At an old Sony factory in San Antonio, the National Security Agency is making plans for a huge data-mining facility, the Texas Cryptology Center. The 470,000 square foot center will allow the NSA to identify potential terrorists from intercepted phone calls and emails.
For civil libertarians, the frightening aspect of the facility is its size and room for growth.
“No longer able to store all the intercepted phone calls and e-mail in its secret city, the agency has now built a new data warehouse in San Antonio, Texas,” writes author James Bamford in the Shadow Factory, his third book about the NSA. “Costing, with renovations, upwards of $130 million, the 470,000-square-foot facility will be almost the size of the Alamodome. Considering how much data can now be squeezed onto a small flash drive, the new NSA building may eventually be able to hold all the information in the world.”
One reporter was detained for 45 minutes and asked to destroy the five photographs he took. Although he refused and was eventually released, once the center is in full operation, things may change. Surrounding the area is a wire fence, multitudes of surveillance cameras and warning signs. Then, just to make it all appear odd, a WalMart is not far away on the other side of the street.
Initial employment is expected to be 1,500 employees with the capacity of expanding to 4,000. Four thousand spys have to find ways to keep busy. While civil libertarians have always worried about the broad and intrusive powers of the NSA, the real worrying might just be starting.
“Cybersecurity in the public domain has largely been about defense, but there’s certainly an attack component to it. To some degree, the U.S. Department of Defense and intelligence agencies are now starting to talk about the attack component in the public domain,” says Ravi Sandhu.
Sandhu is the Executive Director of the University of Texas, San Antonio’s Institute for Cyber Security and the school’s Center for Infrastructure Assurance and Security.
The NSA has a lot of power at its disposal. Bamford writes about “Uncle Sam’s skyrocketing use of ‘national security letters’ for obtaining personal information.”
The NSLs, which do not require probable cause or court approval, jumped from 8,500 in 2000 to 143,074 between 2003 and 2005, according to a 2007 Justice Department inspector general’s report.
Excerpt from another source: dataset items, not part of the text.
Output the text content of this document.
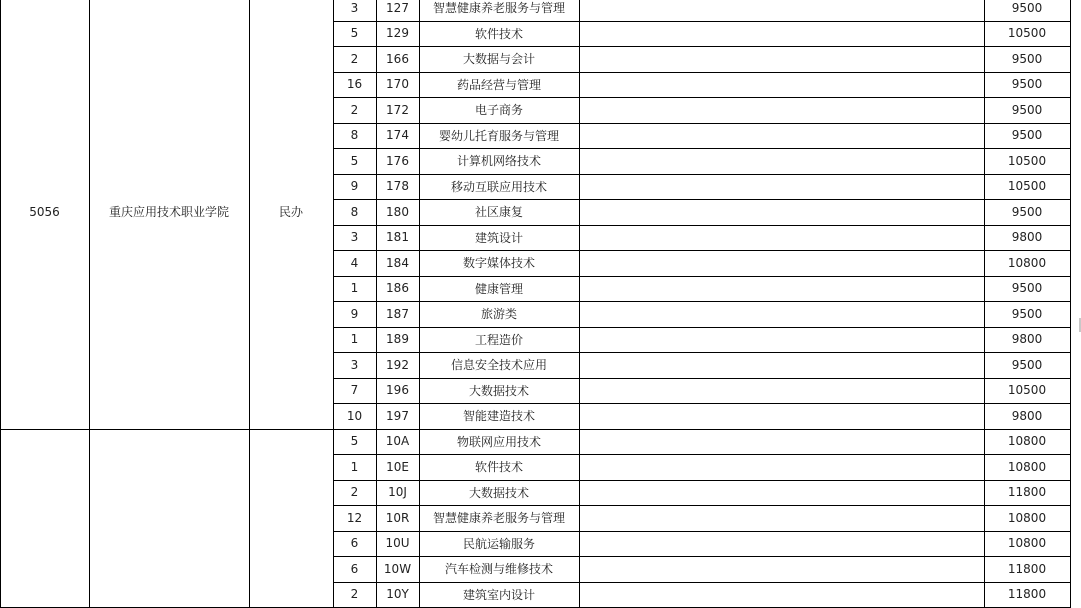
5056	重庆应用技术职业学院	民办
3	127	智慧健康养老服务与管理	9500
5	129	软件技术	10500
2	166	大数据与会计	9500
16	170	药品经营与管理	9500
2	172	电子商务	9500
8	174	婴幼儿托育服务与管理	9500
5	176	计算机网络技术	10500
9	178	移动互联应用技术	10500
8	180	社区康复	9500
3	181	建筑设计	9800
4	184	数字媒体技术	10800
1	186	健康管理	9500
9	187	旅游类	9500
1	189	工程造价	9800
3	192	信息安全技术应用	9500
7	196	大数据技术	10500
10	197	智能建造技术	9800
5	10A	物联网应用技术	10800
1	10E	软件技术	10800
2	10J	大数据技术	11800
12	10R	智慧健康养老服务与管理	10800
6	10U	民航运输服务	10800
6	10W	汽车检测与维修技术	11800
2	10Y	建筑室内设计	11800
Under the revised version of the 1994 Communications Assistance for Law Enforcement Act, it’s not only a crime for any company to refuse to cooperate, it’s also become a crime for company officials to even disclose their cooperation.
However, not everyone considers data mining a worthwhile venture.
One senior intelligence officer described the entire data-mining system as “a disaster,” claiming that the software was incompatible with other government-intelligence systems, and that the NSA isn’t accountable for the errors that result.